Principles of ryegrass growth

Keeping pasture cover within the optimal range helps achieve high growth rates, high utilisation, and high pasture quality.


The correct time to graze ryegrass is when there are 2.5-3 leaves per tiller. For rapid regrowth after grazing, keep post-grazing residuals above 5 cm or 1500 kg DM/ha for dairy or cattle systems, and 3 cm or1200 kg DM/ha for sheep systems.


Ryegrass plant

Perennial ryegrass pasture is made up of many ryegrass tillers. Tillers are found grouped together in clumps, each clump forming a ryegrass plant.
Dairy pastures typically contain 3000-5000 tillers per square metre while sheep pastures contain 8000 or more.
New tillers are produced year-round with peak production usually from October to December. This is why late spring pasture management strongly influences persistence.


Ryegrass tiller

A tiller has a single basal stem, a leaf sheath and a number of leaves. It can have only three green growing leaves at any time.

When the tiller has three leaves it doesn’t stop growing. A fourth (new) leaf is produced, and the first (oldest) leaf starts to die.


Then a fifth leaf is produced, the second leaf dies, and so on. If pasture isn’t grazed, dead older leaves (of little feed value) build up in the base of the pasture.


How quickly do leaves grow?

The time it takes for a tiller to produce a new leaf varies, and depends largely on temperature (in winter) or moisture (in summer). In mid-spring a new leaf may be produced every 8 days while in mid-winter it may be every 17 days.


Tiller growth & yield

As a tiller regrows (as shown below) the initial growth rate is slow, and the first new leaf makes up only 20-25% of the potential yield of a pasture. Growth accelerates with the second leaf, and further with the third leaf. Simply put, the tiller is moving from one 'solar panel' or leaf to 3. Grazing at 3 leaves per tiller captures most of this growth, with the third leaf producing 40-45% of potential yield.


Re-growth & energy reserves

Mostly we sow diploid ryegrass-based pastures and graze them at the 2 - 2.5 leaf stage because this is the easiest way to maintain good residuals.

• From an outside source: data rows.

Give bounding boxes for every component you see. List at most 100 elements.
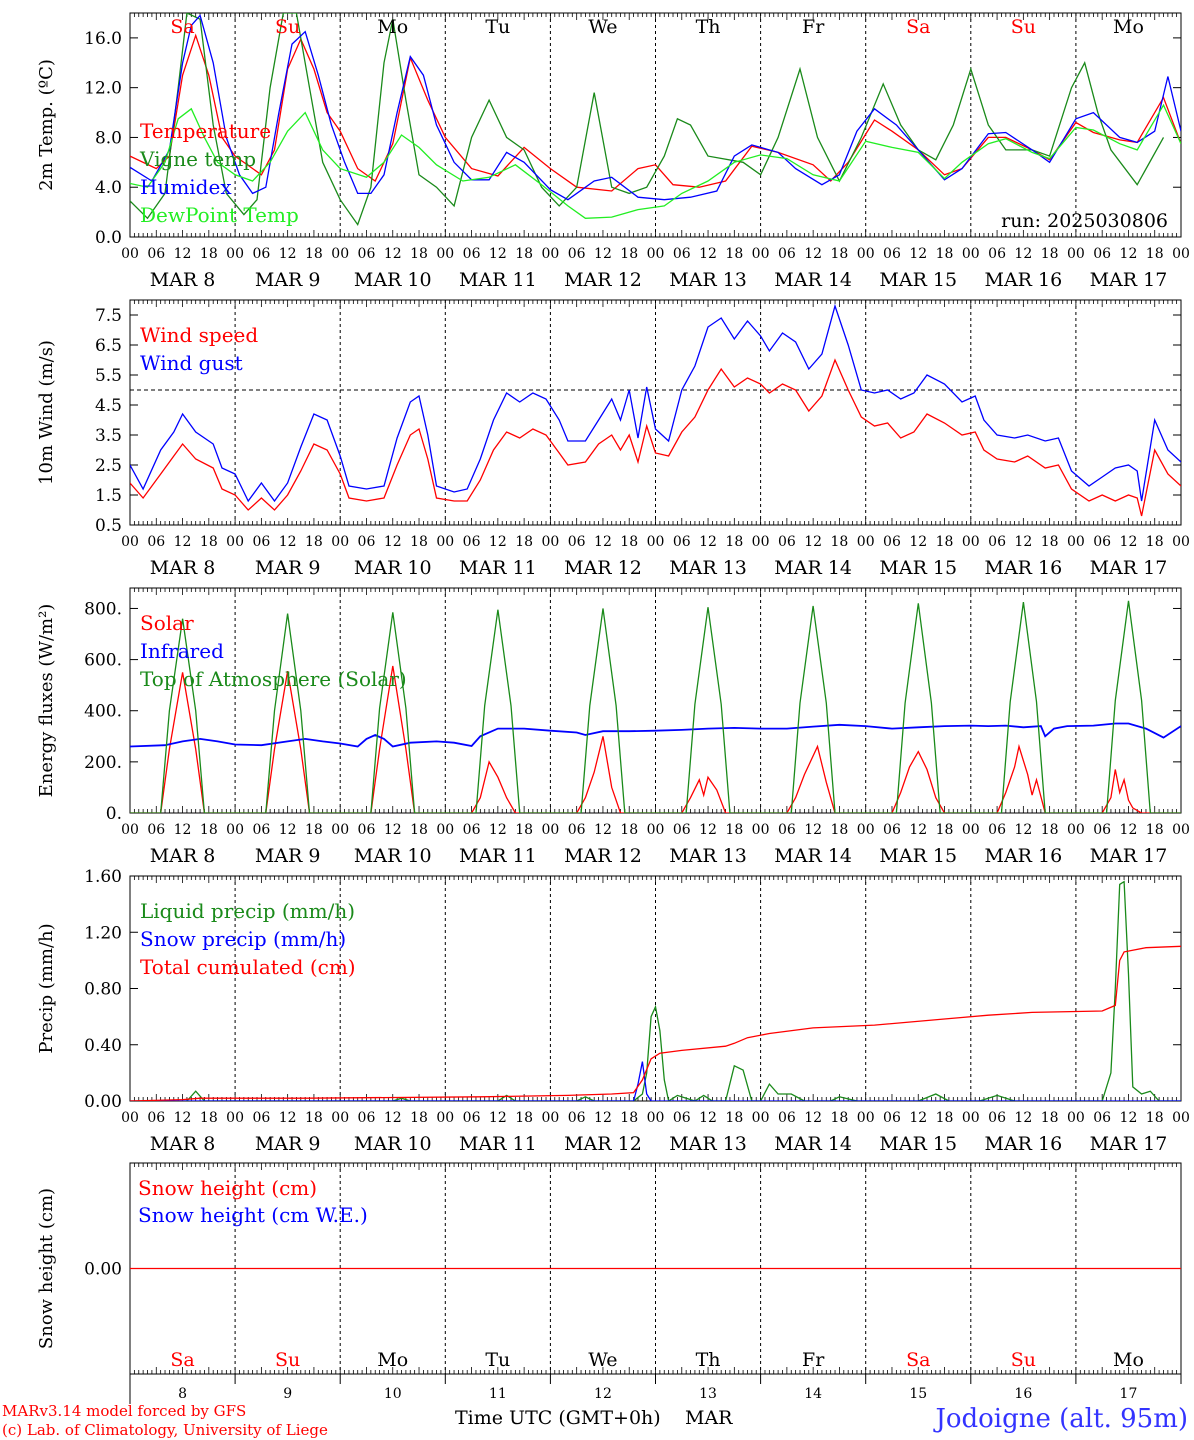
hour-label: 12: [384, 822, 402, 838]
hour-label: 18: [410, 1110, 428, 1126]
date-label: MAR 9: [255, 1133, 321, 1155]
date-number: 10: [384, 1386, 402, 1402]
y-tick-label: 1.20: [84, 923, 122, 943]
date-label: MAR 16: [984, 269, 1062, 291]
hour-label: 00: [226, 1110, 244, 1126]
legend-entry: Solar: [140, 611, 194, 635]
day-label: Mo: [1113, 16, 1144, 38]
legend-entry: Snow height (cm W.E.): [138, 1203, 368, 1227]
hour-label: 12: [909, 246, 927, 262]
hour-label: 06: [988, 246, 1006, 262]
hour-label: 00: [857, 1110, 875, 1126]
day-label: Fr: [802, 1349, 825, 1371]
hour-label: 12: [1120, 246, 1138, 262]
location-title: Jodoigne (alt. 95m): [932, 1404, 1188, 1434]
day-label: Su: [1011, 1349, 1036, 1371]
hour-label: 00: [226, 246, 244, 262]
hour-label: 12: [804, 1110, 822, 1126]
series-line-snow-precip-mm-h-: [130, 1061, 1181, 1101]
hour-label: 00: [962, 822, 980, 838]
date-label: MAR 17: [1090, 269, 1168, 291]
date-number: 17: [1120, 1386, 1138, 1402]
hour-label: 00: [121, 534, 139, 550]
date-label: MAR 13: [669, 1133, 747, 1155]
y-axis-label: Snow height (cm): [36, 1188, 57, 1349]
hour-label: 06: [673, 1110, 691, 1126]
date-number: 8: [178, 1386, 187, 1402]
y-tick-label: 0.5: [95, 516, 122, 536]
hour-label: 12: [1014, 534, 1032, 550]
hour-label: 06: [988, 534, 1006, 550]
hour-label: 12: [174, 534, 192, 550]
day-label: Su: [275, 1349, 300, 1371]
date-label: MAR 8: [150, 1133, 216, 1155]
date-number: 15: [909, 1386, 927, 1402]
hour-label: 00: [331, 822, 349, 838]
date-label: MAR 14: [774, 269, 852, 291]
date-label: MAR 10: [354, 557, 432, 579]
chart-panel-3: 0. 200. 400. 600. 800. Energy fluxes (W/m²) So…: [36, 587, 1190, 867]
hour-label: 12: [489, 1110, 507, 1126]
hour-label: 00: [541, 822, 559, 838]
date-label: MAR 14: [774, 557, 852, 579]
hour-label: 18: [620, 246, 638, 262]
y-axis-label: 2m Temp. (ºC): [36, 59, 57, 191]
y-tick-label: 200.: [84, 753, 122, 773]
date-label: MAR 13: [669, 269, 747, 291]
hour-label: 12: [174, 822, 192, 838]
hour-label: 18: [1146, 1110, 1164, 1126]
hour-label: 06: [358, 246, 376, 262]
hour-label: 12: [279, 1110, 297, 1126]
hour-label: 06: [778, 534, 796, 550]
legend-entry: Wind speed: [140, 323, 258, 347]
hour-label: 18: [725, 534, 743, 550]
date-label: MAR 17: [1090, 1133, 1168, 1155]
date-label: MAR 8: [150, 269, 216, 291]
hour-label: 18: [620, 1110, 638, 1126]
hour-label: 06: [463, 246, 481, 262]
hour-label: 12: [594, 1110, 612, 1126]
date-label: MAR 10: [354, 845, 432, 867]
series-line-wind-speed: [130, 358, 1181, 517]
date-label: MAR 15: [879, 845, 957, 867]
date-label: MAR 12: [564, 845, 642, 867]
hour-label: 00: [436, 1110, 454, 1126]
legend-entry: Wind gust: [140, 351, 243, 375]
hour-label: 00: [647, 1110, 665, 1126]
hour-label: 06: [883, 534, 901, 550]
y-tick-label: 6.5: [95, 336, 122, 356]
hour-label: 18: [936, 534, 954, 550]
legend-entry: Vigne temp: [139, 147, 256, 171]
hour-label: 00: [121, 246, 139, 262]
y-axis-label: Energy fluxes (W/m²): [36, 604, 57, 798]
date-number: 9: [283, 1386, 292, 1402]
series-line-liquid-precip-mm-h-: [130, 880, 1181, 1101]
date-label: MAR 11: [459, 557, 537, 579]
hour-label: 06: [568, 534, 586, 550]
hour-label: 06: [673, 534, 691, 550]
hour-label: 18: [831, 534, 849, 550]
date-number: 13: [699, 1386, 717, 1402]
day-label: Fr: [802, 16, 825, 38]
hour-label: 18: [410, 822, 428, 838]
hour-label: 18: [410, 246, 428, 262]
chart-panel-5: 0.00 Snow height (cm) Snow height (cm) Snow…: [36, 1162, 1182, 1404]
hour-label: 06: [988, 822, 1006, 838]
y-tick-label: 12.0: [84, 79, 122, 99]
y-tick-label: 0.00: [84, 1092, 122, 1112]
hour-label: 00: [1067, 822, 1085, 838]
day-label: Sa: [906, 1349, 930, 1371]
hour-label: 12: [489, 534, 507, 550]
hour-label: 00: [647, 822, 665, 838]
hour-label: 00: [1067, 246, 1085, 262]
chart-panel-4: 0.00 0.40 0.80 1.20 1.60 Precip (mm/h) Liquid …: [36, 867, 1190, 1155]
hour-label: 00: [121, 1110, 139, 1126]
hour-label: 12: [804, 822, 822, 838]
hour-label: 12: [804, 246, 822, 262]
y-tick-label: 4.0: [95, 178, 122, 198]
day-label: Tu: [485, 1349, 510, 1371]
hour-label: 12: [1014, 1110, 1032, 1126]
y-tick-label: 0.40: [84, 1036, 122, 1056]
hour-label: 00: [541, 246, 559, 262]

Tetraploid ryegrass-based pastures can change this, because they remain palatable at higher covers. At the Lincoln University Dairy Farm grazing 0.5 leaves/tiller later (at 3500-3600 kg DM/ha) grew around +1.2 t DM/ha/year.

The regrowth cycle initially relies on the energy reserves plants store as carbohydrate in the basal stems. Immediately after grazing plants rely on these to provide energy for regrowth until the first new leaf is produced (see middle diagram). With the first new leaf, photosynthesis then becomes the main energy source for growth of subsequent leaves as well as replenishing carbohydrate reserve stores.

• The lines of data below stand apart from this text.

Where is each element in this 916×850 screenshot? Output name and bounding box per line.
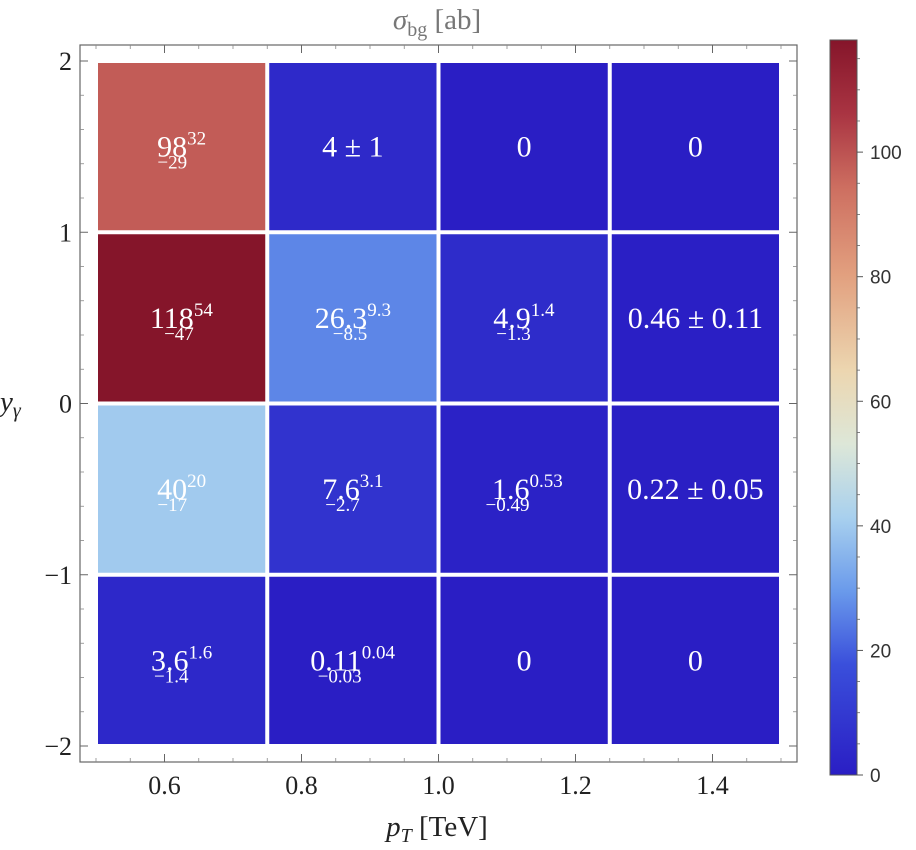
cell-label: 0	[517, 644, 532, 677]
heatmap-cells	[98, 63, 779, 744]
cell-label-upper-error: 1.6	[189, 642, 213, 663]
title-sub: bg	[407, 19, 427, 41]
cell-label-value: 40	[157, 473, 187, 506]
cell-label-value: 26.3	[315, 302, 368, 335]
x-axis-label: pT [TeV]	[384, 811, 488, 847]
x-tick-label: 0.8	[285, 771, 318, 800]
y-tick-label: −2	[44, 732, 72, 761]
cell-label-lower-error: −17	[157, 495, 187, 516]
colorbar-tick-label: 20	[870, 641, 891, 662]
cell-label-upper-error: 0.53	[529, 471, 562, 492]
cell-label: 4 ± 1	[322, 131, 383, 164]
cell-label-lower-error: −1.4	[154, 666, 189, 687]
heatmap-cell	[98, 63, 266, 231]
cell-label: 9832 −29	[157, 129, 206, 174]
cell-label-value: 1.6	[492, 473, 530, 506]
x-tick-label: 1.2	[559, 771, 592, 800]
heatmap-cell	[440, 405, 608, 573]
cell-label: 26.39.3 −8.5	[315, 300, 391, 345]
colorbar-tick-label: 40	[870, 517, 891, 538]
cell-label-upper-error: 3.1	[360, 471, 384, 492]
cell-label: 4020 −17	[157, 471, 206, 516]
xlabel-main: p	[384, 811, 401, 843]
cell-label-value: 0.11	[310, 644, 361, 677]
cell-label: 0	[688, 131, 703, 164]
heatmap-cell	[440, 63, 608, 231]
colorbar-tick-label: 80	[870, 268, 891, 289]
heatmap-cell	[611, 405, 779, 573]
cell-label-lower-error: −0.49	[486, 495, 530, 516]
cell-label-value: 3.6	[151, 644, 189, 677]
heatmap-cell	[611, 234, 779, 402]
ylabel-main: y	[0, 386, 13, 418]
colorbar-tick-label: 0	[870, 766, 881, 787]
heatmap-cell	[98, 234, 266, 402]
x-tick-label: 0.6	[148, 771, 181, 800]
heatmap-cell	[440, 234, 608, 402]
cell-label-upper-error: 0.04	[362, 642, 396, 663]
cell-label-value: 4.9	[493, 302, 531, 335]
cell-label: 0	[688, 644, 703, 677]
y-tick-label: 1	[59, 218, 72, 247]
heatmap-cell	[269, 405, 437, 573]
cell-label-upper-error: 1.4	[531, 300, 555, 321]
title-unit: [ab]	[427, 4, 481, 36]
cell-label-upper-error: 32	[187, 129, 206, 150]
cell-label-value: 7.6	[322, 473, 360, 506]
heatmap-cell	[611, 63, 779, 231]
cell-label: 4.91.4 −1.3	[493, 300, 555, 345]
cell-label-lower-error: −2.7	[325, 495, 359, 516]
colorbar-tick-label: 100	[870, 143, 902, 164]
cell-label-value: 98	[157, 131, 187, 164]
cell-label: 11854 −47	[150, 300, 213, 345]
y-axis-label: yγ	[0, 386, 22, 422]
chart-title: σbg [ab]	[393, 4, 481, 41]
heatmap-cell	[611, 576, 779, 744]
colorbar	[829, 39, 858, 776]
cell-label: 0.110.04 −0.03	[310, 642, 395, 687]
cell-label: 0	[517, 131, 532, 164]
heatmap-cell	[269, 576, 437, 744]
cell-label-lower-error: −0.03	[318, 666, 362, 687]
colorbar-ticks: 0 20 40 60 80 100	[857, 58, 902, 787]
axes: 0.6 0.8 1.0 1.2 1.4 2 1 0 −1 −2	[44, 45, 797, 800]
cell-label-lower-error: −8.5	[333, 324, 367, 345]
cell-label-upper-error: 20	[187, 471, 206, 492]
xlabel-sub: T	[401, 825, 414, 847]
y-tick-label: −1	[44, 561, 72, 590]
cell-label-lower-error: −1.3	[496, 324, 530, 345]
cell-label-value: 118	[150, 302, 194, 335]
ylabel-sub: γ	[13, 400, 22, 422]
heatmap-cell	[98, 405, 266, 573]
heatmap-cell	[98, 576, 266, 744]
y-tick-label: 2	[59, 47, 72, 76]
cell-label-lower-error: −29	[157, 153, 187, 174]
title-main: σ	[393, 4, 409, 36]
cell-label: 0.46 ± 0.11	[628, 302, 763, 335]
heatmap-cell	[269, 234, 437, 402]
y-tick-label: 0	[59, 390, 72, 419]
cell-label-upper-error: 54	[194, 300, 214, 321]
cell-label: 7.63.1 −2.7	[322, 471, 383, 516]
colorbar-tick-label: 60	[870, 392, 891, 413]
cell-label: 0.22 ± 0.05	[627, 473, 763, 506]
cell-label-upper-error: 9.3	[367, 300, 391, 321]
cell-label: 3.61.6 −1.4	[151, 642, 212, 687]
cell-label-lower-error: −47	[164, 324, 194, 345]
heatmap-cell	[269, 63, 437, 231]
x-tick-label: 1.4	[696, 771, 729, 800]
xlabel-unit: [TeV]	[412, 811, 488, 843]
heatmap-cell	[440, 576, 608, 744]
x-tick-label: 1.0	[422, 771, 455, 800]
cell-label: 1.60.53 −0.49	[486, 471, 563, 516]
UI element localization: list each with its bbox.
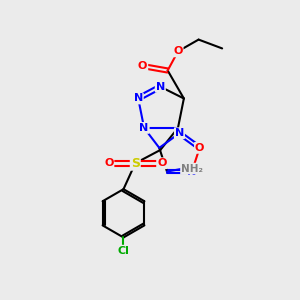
Text: O: O	[195, 143, 204, 153]
Text: N: N	[187, 167, 196, 177]
Text: O: O	[157, 158, 167, 168]
Text: N: N	[134, 94, 143, 103]
Text: NH₂: NH₂	[181, 164, 203, 174]
Text: N: N	[140, 123, 149, 133]
Text: O: O	[173, 46, 183, 56]
Text: O: O	[104, 158, 113, 168]
Text: Cl: Cl	[118, 246, 129, 256]
Text: N: N	[175, 128, 184, 138]
Text: O: O	[138, 61, 147, 71]
Text: N: N	[156, 82, 165, 92]
Text: S: S	[131, 157, 140, 170]
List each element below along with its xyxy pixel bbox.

Regrowth, energy reserves & yield per leaf



Ryegrass does best under a consistent cycle of grazing, as summarised below.

When to graze

The optimal time to graze pastures to achieve both high growth rates and high pasture quality is when tillers show an average of 2.5-3 leaves. To assess this, check several tillers in a pasture, as they vary. (Ignore older leaves left over from the last grazing). At the correct stage, tillers will have a third leaf, varying from half to fully developed.


Grazing too early

Grazing before or at 2 leaves per tiller reduces both yield and regrowth as it does not allow plant reserves to be fully restored (see page 100). This is particularly important after extended summer dry periods, when plants are under stress. Nipping off the first leaf growth after rain, before tillers have 2.5-3 new leaves, can kill plants.


Grazing too late

If a pasture is left to grow too long (>3500 kg DM/ha) it continues to produce new leaves, but older leaves die off. Dying leaves accumulate in the base of the pasture. These reduce pasture quality, lower pasture utilisation and can cause disease. Long or dying pasture creates a favourable environment for pests, diseases and fungal spores (e.g. rust, facial eczema). High covers (>3,500kg DM/ha) also compromise your clover growth because not enough light reaches the base of the pasture.
Grazing too late usually happens in periods of rapid growth, when multiple paddocks are ready to graze simultaneously. Monitor growth; if necessary remove paddocks from grazing to cut for supplementary feed, or pre-graze or post-graze mow.


Grazing too low

Grazing below normal residual height can significantly reduce regrowth and animal performance, as you are grazing into the plant energy reserves. Graze to the same height each time.



The secret to good grazing management is keeping pastures in the right 'grazing window' - maintaining consistent post-grazing residuals, and grazing at the right time.